Diminuir o desperdício de resíduos é um desafio global, e que precisa de soluções criativas. Embora a reciclagem atualmente contribua com uma fração da reutilização, precisamos pensar em mais maneiras de transformar o lixo em outros materiais, como, por exemplo, combustíveis. Para permitir que a economia se torne cada vez mais circular, precisamos de métodos inovadores e o empenho de todos os envolvidos no processo (consumidores, empresas e legisladores globais). A economia circular, como já sabemos, envolve pensar nos resíduos como um recurso, para manter os materiais no ciclo de produção.

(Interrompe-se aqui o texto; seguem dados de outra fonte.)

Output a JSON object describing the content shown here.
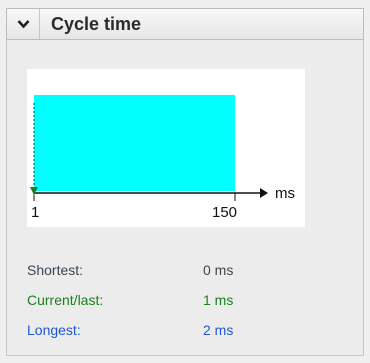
{
  "panel": {
    "title": "Cycle time",
    "collapse_icon": "chevron-down-icon"
  },
  "chart_data": {
    "type": "bar",
    "xlabel": "ms",
    "ylabel": "",
    "title": "",
    "xlim": [
      1,
      150
    ],
    "tick_labels": [
      "1",
      "150"
    ],
    "bar_color": "#00ffff",
    "current_marker": {
      "value": 1,
      "color": "#1b7f1b"
    }
  },
  "stats": {
    "shortest": {
      "label": "Shortest:",
      "value": "0 ms",
      "color": "#3c4650"
    },
    "current": {
      "label": "Current/last:",
      "value": "1 ms",
      "color": "#1b7f1b"
    },
    "longest": {
      "label": "Longest:",
      "value": "2 ms",
      "color": "#1f58d6"
    }
  }
}
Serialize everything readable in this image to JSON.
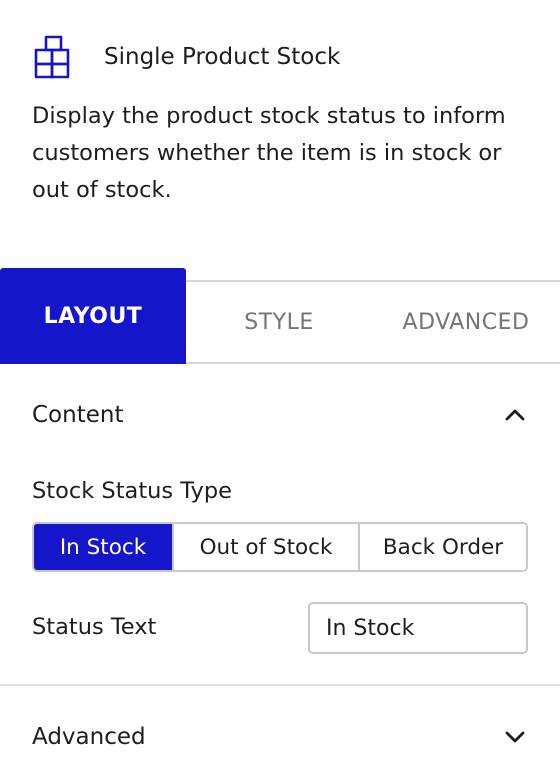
{
  "block": {
    "title": "Single Product Stock",
    "description": "Display the product stock status to inform customers whether the item is in stock or out of stock.",
    "icon": "boxes-icon",
    "accent_color": "#1515c9"
  },
  "tabs": [
    {
      "label": "LAYOUT",
      "active": true
    },
    {
      "label": "STYLE",
      "active": false
    },
    {
      "label": "ADVANCED",
      "active": false
    }
  ],
  "content_panel": {
    "title": "Content",
    "expanded": true,
    "stock_status_type": {
      "label": "Stock Status Type",
      "options": [
        "In Stock",
        "Out of Stock",
        "Back Order"
      ],
      "selected": "In Stock"
    },
    "status_text": {
      "label": "Status Text",
      "value": "In Stock"
    }
  },
  "advanced_panel": {
    "title": "Advanced",
    "expanded": false
  }
}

Todo o lixo pode ser um tesouro. O avanço dos processos de utilização de resíduos e a crescente demanda por novas soluções para impulsionar as economias globais devem ampliar nossas expectativas nesse campo. Não devemos apenas esperar, mas também demandar soluções que acelerem a eliminação do desperdício. Até recentemente, usar resíduos como matéria-prima para produtos de alta qualidade parecia algo inatingível. Atualmente, o reaproveitamento de resíduos de uma indústria para criar produtos novos para uma segunda indústria já é uma realidade. Veja abaixo 4 maneiras de transformar resíduos em produtos de alta qualidade.
1. Óleo de cozinha usado pode se tornar combustível renovável
Durante séculos, os resíduos foram despejados na natureza sem muita preocupação em usá-los para reduzir as emissões. Avançando até os dias de hoje, estamos vendo óleos e gorduras de cozinha usados transformados em diesel renovável de alta qualidade ou combustível de aviação sustentável, substituindo os combustíveis convencionais sem a necessidade de adaptação do motor.
Os resíduos também podem ser usados para produzir hidrocarbonetos renováveis para a fabricação de plásticos e produtos químicos. Nos últimos anos, testemunhamos um aumento nos esforços para transformar resíduos domésticos, óleos de cozinha e gorduras animais em energia mais limpa. Esses esforços foram, em grande parte, reforçados pela tentativa do setor de transporte de reduzir as emissões. Outra força que impulsiona esse movimento é a necessidade de reduzir o uso de matérias-primas fósseis não renováveis na geração de produtos químicos e polímeros.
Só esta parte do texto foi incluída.